It would be really bad if everyone used Firefox - just as it would be very bad if everyone used Chrome (or even any other browser based on the same rendering engine).
We all absolutely do benefit greatly from having multiple competing browsers and render engines - regardless of which one we individually prefer to use.
Therefore I really don't understand the many, many, many "my-browser-is-better-than-yours-you-should-switch" comments in this thread here. Why's everyone trying to convince everyone else that they should use the one and only "best" browser too? What for?
Are people truly that desperate for confirmation and validation, that they need others to agree on their choice of browser?
The problem is the percentage use is so unbalanced right now (IMO due to Google and Microsoft using their other platforms to drive installing their browsers) that I now run across sites that only function in Chrome properly. A lot of devs feel that "Eh, I've targeted the 90+%, why do the rest matter?" and that is how you hand control of web standards to Google. The usage ratio needs to be more balanced to prevent a browser monopoly, hence people trying to ensure there continues to be a choice.
I regret I have but one thumbs-up to give this comment.
It's important to have at least 2 healthy browsers (in market share). They keep each other honest, if I might put it so tersely. We all remember IE6, and were in danger territory again with the current percentages.
For this reason, personally, Chrome would have to be 2x or more better than Firefox for me to consider switching to it. Do what you can to keep the market diverse.
If the percentages were reversed, I'd absolutely be running Chromium or a variant.
Browser wars are almost as old as the internet. There was even a time when people would put little rectangle animated gifs at the bottom of their websites saying things like "Best viewed with Netscape!" or "MSIE SUX!" or "Best Viewed with MSIE!" and then after a while those evolved into memes and then they vanished. There would be flamewars on Usenet about which browser is better. It isn't just browsers. There's tabs-vs-spaces. Scripting language vs scripting language. Meat vs plants. I think this would be best answered by a psychologist. I am curious what the personal preference wars will look like in another 20 years. Maybe "Real human skin vs. synthetic skin on my LoveDroid!"
> many "my-browser-is-better-than-yours-you-should-switch" comments in this thread here
Also because they say FF is better but... for what/who? what parts are better?

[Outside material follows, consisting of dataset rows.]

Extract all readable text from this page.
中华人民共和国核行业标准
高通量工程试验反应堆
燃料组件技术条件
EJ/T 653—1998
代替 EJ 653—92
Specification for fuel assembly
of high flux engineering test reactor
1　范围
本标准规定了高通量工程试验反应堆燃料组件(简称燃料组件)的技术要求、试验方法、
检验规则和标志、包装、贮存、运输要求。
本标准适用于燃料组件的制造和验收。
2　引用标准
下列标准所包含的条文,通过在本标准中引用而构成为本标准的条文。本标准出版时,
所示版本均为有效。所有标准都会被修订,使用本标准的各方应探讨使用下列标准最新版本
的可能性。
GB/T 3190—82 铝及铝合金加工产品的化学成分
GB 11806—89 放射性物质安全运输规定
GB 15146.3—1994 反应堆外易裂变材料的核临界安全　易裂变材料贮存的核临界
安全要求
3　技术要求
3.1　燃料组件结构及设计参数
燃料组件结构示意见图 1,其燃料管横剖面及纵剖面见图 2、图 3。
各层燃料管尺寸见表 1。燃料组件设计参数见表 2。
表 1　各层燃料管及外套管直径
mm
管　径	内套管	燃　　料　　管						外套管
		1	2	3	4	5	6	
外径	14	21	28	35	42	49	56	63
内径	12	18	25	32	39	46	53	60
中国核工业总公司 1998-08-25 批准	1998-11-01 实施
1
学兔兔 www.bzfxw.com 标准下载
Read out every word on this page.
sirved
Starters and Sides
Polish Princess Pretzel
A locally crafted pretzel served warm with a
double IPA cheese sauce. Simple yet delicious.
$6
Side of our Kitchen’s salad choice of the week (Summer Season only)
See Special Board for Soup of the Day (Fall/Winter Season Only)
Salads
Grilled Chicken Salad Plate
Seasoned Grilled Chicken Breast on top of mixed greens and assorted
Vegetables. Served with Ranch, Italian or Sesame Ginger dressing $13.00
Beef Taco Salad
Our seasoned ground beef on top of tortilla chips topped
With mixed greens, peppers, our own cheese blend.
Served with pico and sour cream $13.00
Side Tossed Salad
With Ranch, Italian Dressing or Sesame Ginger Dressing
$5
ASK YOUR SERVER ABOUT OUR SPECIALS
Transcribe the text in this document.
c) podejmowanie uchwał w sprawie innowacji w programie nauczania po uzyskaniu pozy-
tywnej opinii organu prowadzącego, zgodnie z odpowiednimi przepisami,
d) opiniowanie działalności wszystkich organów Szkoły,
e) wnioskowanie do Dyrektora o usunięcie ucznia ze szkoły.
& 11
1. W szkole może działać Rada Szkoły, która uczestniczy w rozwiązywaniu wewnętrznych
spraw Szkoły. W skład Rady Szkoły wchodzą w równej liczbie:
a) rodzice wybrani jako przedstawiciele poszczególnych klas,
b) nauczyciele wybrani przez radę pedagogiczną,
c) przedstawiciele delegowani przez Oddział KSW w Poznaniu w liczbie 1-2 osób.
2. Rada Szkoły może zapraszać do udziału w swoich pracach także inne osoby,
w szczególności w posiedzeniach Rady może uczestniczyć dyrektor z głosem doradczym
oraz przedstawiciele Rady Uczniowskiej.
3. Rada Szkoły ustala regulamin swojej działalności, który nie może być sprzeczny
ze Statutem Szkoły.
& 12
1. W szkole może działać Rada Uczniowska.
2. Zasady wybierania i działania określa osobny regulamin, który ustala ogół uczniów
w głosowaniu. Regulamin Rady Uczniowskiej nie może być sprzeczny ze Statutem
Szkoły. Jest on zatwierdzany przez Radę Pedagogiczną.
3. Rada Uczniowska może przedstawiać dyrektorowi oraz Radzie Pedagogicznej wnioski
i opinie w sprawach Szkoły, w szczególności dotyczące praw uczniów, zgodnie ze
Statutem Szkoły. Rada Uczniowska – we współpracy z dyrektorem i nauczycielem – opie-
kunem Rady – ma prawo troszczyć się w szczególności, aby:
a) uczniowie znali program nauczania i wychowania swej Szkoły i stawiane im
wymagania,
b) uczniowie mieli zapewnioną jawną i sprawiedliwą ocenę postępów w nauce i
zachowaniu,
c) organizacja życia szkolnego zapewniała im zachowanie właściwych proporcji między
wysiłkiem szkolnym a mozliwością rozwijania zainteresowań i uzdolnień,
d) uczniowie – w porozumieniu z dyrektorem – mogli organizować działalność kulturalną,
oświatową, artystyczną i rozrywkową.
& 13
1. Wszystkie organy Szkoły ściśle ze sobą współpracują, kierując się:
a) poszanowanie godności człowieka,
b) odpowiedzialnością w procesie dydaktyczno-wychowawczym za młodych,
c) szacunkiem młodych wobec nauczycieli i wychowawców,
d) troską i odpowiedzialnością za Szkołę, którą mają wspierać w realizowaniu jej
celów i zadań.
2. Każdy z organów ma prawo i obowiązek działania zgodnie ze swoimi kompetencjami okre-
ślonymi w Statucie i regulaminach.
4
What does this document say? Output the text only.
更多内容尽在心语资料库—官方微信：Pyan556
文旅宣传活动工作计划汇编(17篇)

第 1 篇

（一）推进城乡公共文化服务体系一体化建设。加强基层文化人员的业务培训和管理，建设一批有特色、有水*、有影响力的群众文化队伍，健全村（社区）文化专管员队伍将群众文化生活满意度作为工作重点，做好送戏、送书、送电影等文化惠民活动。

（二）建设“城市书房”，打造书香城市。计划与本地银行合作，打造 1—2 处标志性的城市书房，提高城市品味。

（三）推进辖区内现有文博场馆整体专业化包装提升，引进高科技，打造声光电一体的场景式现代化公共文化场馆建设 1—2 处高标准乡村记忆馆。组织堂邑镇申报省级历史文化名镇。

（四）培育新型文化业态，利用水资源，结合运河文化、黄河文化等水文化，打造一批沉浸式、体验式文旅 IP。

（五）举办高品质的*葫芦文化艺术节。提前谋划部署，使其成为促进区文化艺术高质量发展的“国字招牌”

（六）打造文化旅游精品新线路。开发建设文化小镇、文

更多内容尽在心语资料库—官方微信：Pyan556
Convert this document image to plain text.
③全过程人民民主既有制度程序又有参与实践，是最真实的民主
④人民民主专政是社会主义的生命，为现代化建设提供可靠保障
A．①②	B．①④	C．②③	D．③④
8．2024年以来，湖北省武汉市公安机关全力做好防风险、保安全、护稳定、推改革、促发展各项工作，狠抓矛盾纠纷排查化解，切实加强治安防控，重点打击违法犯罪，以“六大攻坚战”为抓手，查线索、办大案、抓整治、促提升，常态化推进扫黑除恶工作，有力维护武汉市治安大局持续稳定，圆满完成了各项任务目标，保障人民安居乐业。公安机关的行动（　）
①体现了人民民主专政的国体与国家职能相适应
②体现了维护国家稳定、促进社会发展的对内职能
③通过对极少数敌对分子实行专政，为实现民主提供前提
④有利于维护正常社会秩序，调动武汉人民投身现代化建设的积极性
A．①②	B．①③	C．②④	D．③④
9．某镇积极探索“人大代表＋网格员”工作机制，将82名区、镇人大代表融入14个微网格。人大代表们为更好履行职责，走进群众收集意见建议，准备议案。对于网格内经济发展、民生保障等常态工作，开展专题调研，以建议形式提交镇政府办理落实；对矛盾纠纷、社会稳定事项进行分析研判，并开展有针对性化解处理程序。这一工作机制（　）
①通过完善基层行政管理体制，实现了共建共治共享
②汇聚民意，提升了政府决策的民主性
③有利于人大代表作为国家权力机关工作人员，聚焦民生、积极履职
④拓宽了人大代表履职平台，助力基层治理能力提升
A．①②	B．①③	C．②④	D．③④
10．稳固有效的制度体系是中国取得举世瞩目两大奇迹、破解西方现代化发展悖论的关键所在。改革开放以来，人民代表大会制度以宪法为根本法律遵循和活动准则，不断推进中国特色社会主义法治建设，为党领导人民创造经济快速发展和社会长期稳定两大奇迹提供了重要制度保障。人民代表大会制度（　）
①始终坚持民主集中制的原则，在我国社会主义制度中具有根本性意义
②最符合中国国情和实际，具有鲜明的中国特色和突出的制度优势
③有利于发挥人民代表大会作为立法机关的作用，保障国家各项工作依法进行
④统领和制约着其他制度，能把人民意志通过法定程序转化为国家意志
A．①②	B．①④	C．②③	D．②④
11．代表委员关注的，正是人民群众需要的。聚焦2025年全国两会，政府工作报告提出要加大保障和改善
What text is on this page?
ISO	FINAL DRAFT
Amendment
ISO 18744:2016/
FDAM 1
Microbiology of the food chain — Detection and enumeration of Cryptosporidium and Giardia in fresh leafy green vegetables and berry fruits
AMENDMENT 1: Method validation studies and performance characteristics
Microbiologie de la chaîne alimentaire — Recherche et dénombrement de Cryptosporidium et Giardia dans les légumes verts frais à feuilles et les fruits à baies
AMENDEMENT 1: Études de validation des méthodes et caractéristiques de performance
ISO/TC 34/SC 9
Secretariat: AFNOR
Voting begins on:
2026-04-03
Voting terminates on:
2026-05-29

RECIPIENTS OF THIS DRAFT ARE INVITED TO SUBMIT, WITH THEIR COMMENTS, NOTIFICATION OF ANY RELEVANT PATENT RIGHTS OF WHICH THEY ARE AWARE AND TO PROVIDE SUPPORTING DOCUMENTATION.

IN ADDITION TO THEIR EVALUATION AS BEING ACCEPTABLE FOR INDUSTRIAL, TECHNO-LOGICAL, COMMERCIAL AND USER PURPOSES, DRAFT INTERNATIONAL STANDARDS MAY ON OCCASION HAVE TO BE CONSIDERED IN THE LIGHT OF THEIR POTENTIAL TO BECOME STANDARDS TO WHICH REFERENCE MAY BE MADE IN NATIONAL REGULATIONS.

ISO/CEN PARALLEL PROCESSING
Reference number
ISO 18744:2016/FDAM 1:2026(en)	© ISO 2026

I try it a couple times a year, and always go back to Chrome, because the UX is so bad (for me). I get more stressed about the browser I'm using, than actually enjoying the browsing
We all absolutely do benefit greatly from having multiple competing browsers and render engines - regardless of which one we individually prefer to use.
Therefore I really don't understand the many, many, many "my-browser-is-better-than-yours-you-should-switch" comments in this thread here. Why's everyone trying to convince everyone else that they should use the one and only "best" browser too? What for?
Are people truly that desperate for confirmation and validation, that they need others to agree on their choice of browser?